Afbeelding

Ds. H.E. Beernink (1889-1926)

Column

Honderd jaar geleden, op zondag 21 november 1920, nam een predikant op Schouwen afscheid. De kerk in Elkerzee (in 1958 gesloopt) zat stampvol. De predikant die afscheid nam, ds. Beernink, had een ongebruikelijke tekst genomen: 1 Petrus 1:24-25. Die tekst gaat over de kortstondigheid van het leven dat wordt vergeleken met gras en een bloem. Het gras verdord en de bloem valt af, maar het woord des Heeren blijft tot in eeuwigheid. Er zat iets profetisch in want zes jaar later stierf deze predikant, nog maar 36 jaar oud. 

Heinrich Evert Beernink werd in Amsterdam geboren. Na de MULO werkte hij enkele jaren op een kantoor in de hoofdstad. Maar zijn roeping lag elders. Hij studeerde op oudere leeftijd theologie in Utrecht en werd kandidaat. Beernink woonde toen in Zeist. Elkerzee was zijn eerste gemeente waar hij op 16 september 1917 werd bevestigd als Hervormd predikant. Op 1 juni van dat jaar had Beernink er gepreekt en de kennismaking was wederzijds goed bevallen. De maand erna werd het beroep door de kerkenraad uitgebracht. De bevestiger was professor Obbink uit Utrecht. Aan deze leermeester was Beernink bijzonder verbonden. De hoogleraar gaf zijn voormalige student als wijze raad mee de tekst uit Johannes 15:5 ‘Zonder Mij (Jezus Christus) kunt gij niets doen’. Aan de handoplegging, de plechtigheid om een nieuwe predikant te bevestigen, namen naast professor Obbink ook professor Den Hartog en de consulent ds. Adriani van Serooskerke deel. De nieuwe predikant had als tekst een vraag, namelijk die uit Handelingen 10:29 ‘Daarom ben ik ook zonder tegenspreken gekomen, ontboden zijnde. Zo vraag ik dan, om wat reden gijlieden mij hebt ontboden’.
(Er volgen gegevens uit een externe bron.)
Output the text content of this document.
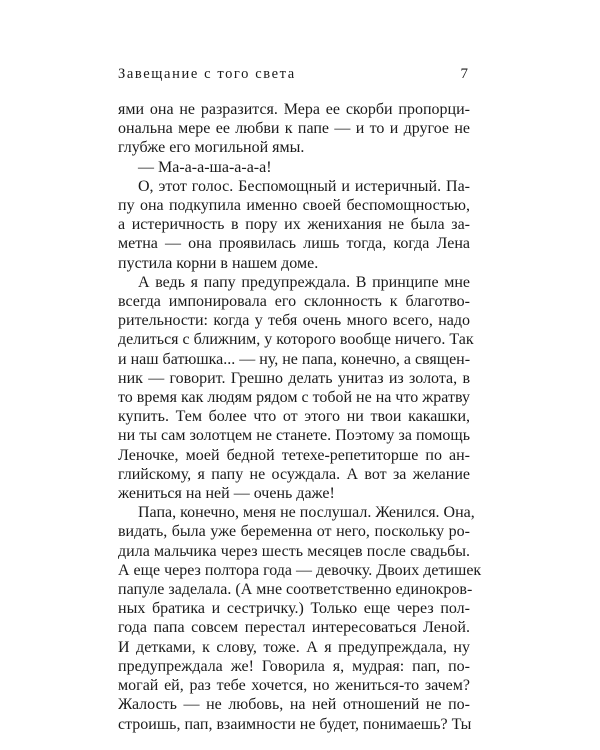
Завещание с того света	7

ями она не разразится. Мера ее скорби пропорци-
ональна мере ее любви к папе — и то и другое не
глубже его могильной ямы.

— Ма-а-а-ша-а-а-а!

О, этот голос. Беспомощный и истеричный. Па-
пу она подкупила именно своей беспомощностью,
а истеричность в пору их женихания не была за-
метна — она проявилась лишь тогда, когда Лена
пустила корни в нашем доме.

А ведь я папу предупреждала. В принципе мне
всегда импонировала его склонность к благотво-
рительности: когда у тебя очень много всего, надо
делиться с ближним, у которого вообще ничего. Так
и наш батюшка... — ну, не папа, конечно, а священ-
ник — говорит. Грешно делать унитаз из золота, в
то время как людям рядом с тобой не на что жратву
купить. Тем более что от этого ни твои какашки,
ни ты сам золотцем не станете. Поэтому за помощь
Леночке, моей бедной тетехе-репетиторше по ан-
глийскому, я папу не осуждала. А вот за желание
жениться на ней — очень даже!

Папа, конечно, меня не послушал. Женился. Она,
видать, была уже беременна от него, поскольку ро-
дила мальчика через шесть месяцев после свадьбы.
А еще через полтора года — девочку. Двоих детишек
папуле заделала. (А мне соответственно единокров-
ных братика и сестричку.) Только еще через пол-
года папа совсем перестал интересоваться Леной.
И детками, к слову, тоже. А я предупреждала, ну
предупреждала же! Говорила я, мудрая: пап, по-
могай ей, раз тебе хочется, но жениться-то зачем?
Жалость — не любовь, на ней отношений не по-
строишь, пап, взаимности не будет, понимаешь? Ты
De nieuwe prediker was vol vuur en begon met grote energie aan zijn nieuwe taak. Ds. Beernink kreeg meteen een goede ontvangst. Zo zat de kerk op 31 oktober 1917 vol toen vierhonderd jaar Hervorming werd herdacht. Begin 1918 werd de dominee voorzitter van het Groene Kruis en kort daarop kon hij de eerste nieuwe lidmaten bevestigen. Kort voor de intrede was ds. Beernink in het huwelijk getreden met Riek Bekker uit Leeuwarden. Samen kregen ze twee dochters en een zoon waarvan de oudste in Elkerzee werd geboren. 

De reputatie van ds. Beernink als prediker maar ook als spreker groeide. Niet alleen sprak hij met bewogenheid vanaf de kansel, met deskundigheid sprak hij vanaf de lessenaar. In de Concertzaal in Zierikzee hield hij in 1920 een inleiding over de Vlaamse dichter Guido Gezelle. Het was een ‘genotvolle avond’, deelde de Zierikzeesche Nieuwsbode mee. De krant roemde later Beerninks ‘klankrijke orgaan, z’n uitbeeldend vermogen en z’n persoonlijke levensovertuiging’.
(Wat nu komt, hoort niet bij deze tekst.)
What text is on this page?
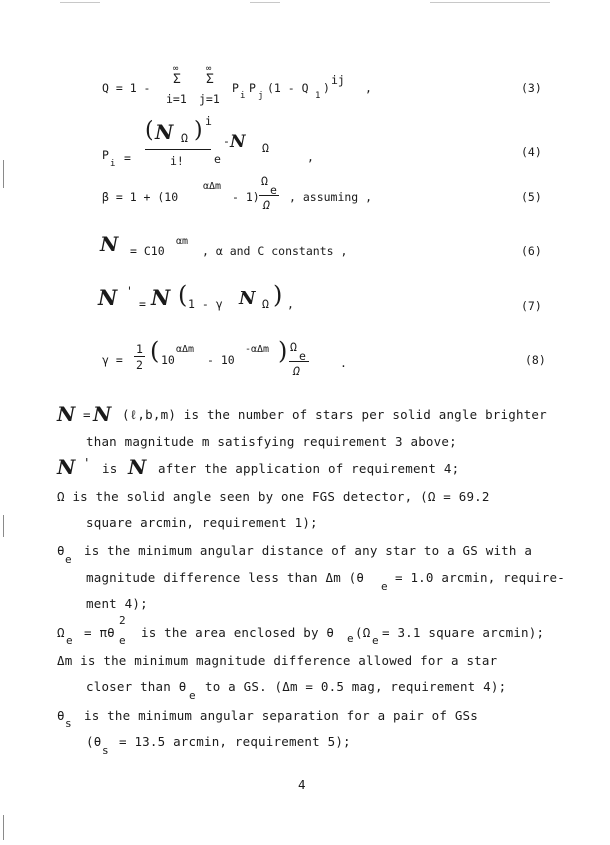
Q = 1 -
∞
Σ
i=1
∞
Σ
j=1
P
i
P
j
(1 - Q
1
)
ij
,	(3)
P
i =
( N Ω ) i
i!	e
- N Ω
,	(4)
β = 1 + (10
αΔm
- 1)
Ω
e
Ω
, assuming ,	(5)
N = C10
αm
, α and C constants ,	(6)
N '
= N ( 1 - γ N Ω ) ,	(7)
γ =
1
2 ( 10
αΔm
- 10
-αΔm ) Ω
e
Ω
.	(8)
N = N (ℓ,b,m) is the number of stars per solid angle brighter
than magnitude m satisfying requirement 3 above;
N ' is N after the application of requirement 4;
Ω is the solid angle seen by one FGS detector, (Ω = 69.2
square arcmin, requirement 1);
θ
e
is the minimum angular distance of any star to a GS with a
magnitude difference less than Δm (θ
e
= 1.0 arcmin, require-
ment 4);
Ω
e
= πθ
2
e
is the area enclosed by θ e (Ω
e
= 3.1 square arcmin);
Δm is the minimum magnitude difference allowed for a star
closer than θ
e
to a GS. (Δm = 0.5 mag, requirement 4);
θ
s
is the minimum angular separation for a pair of GSs
(θ
s
= 13.5 arcmin, requirement 5);
4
Ds. Beerninks gaven bleven niet onopgemerkt. Het tweede beroep, dat hij kreeg, nam hij aan. Ds. Beernink nam, zoals aangehaald, in november 1920 afscheid. Hij vertrok naar Charlois waar hij de derde predikantsplaats ging bezetten. Katendrecht werd zijn wijkgemeente. Het was een lastige bevolking, maar met grote energie ging ds. Beernink aan de slag. Ook landelijk kreeg de predikant steeds meer bekendheid. Zo werd hij lid van het hoofdbestuur van de Nederlandse Zendingsvereniging. Schouwen vergat Beernink niet en ook omgekeerd. Hij kwam er terug om te preken en te spreken. 

Begin 1926 werd ds. Beernink ziek. Het was een kwaal waaraan hij al in 1919 was geopereerd in Utrecht. De nieuwe operatie in het Diaconessenhuis in Rotterdam had geen resultaat. Ds. Beernink overleed thuis. Op zijn sterfbed bleek hoe hij in Gods wil berustte. Zijn rotsvast vertrouwen deed hem verlangen naar het Vaderhuis. Het thema van zijn intreepreek in Elkerzee, die in druk verscheen, was veelzeggend, ook na honderd jaar: ‘Van wat vergaat en wat blijft’.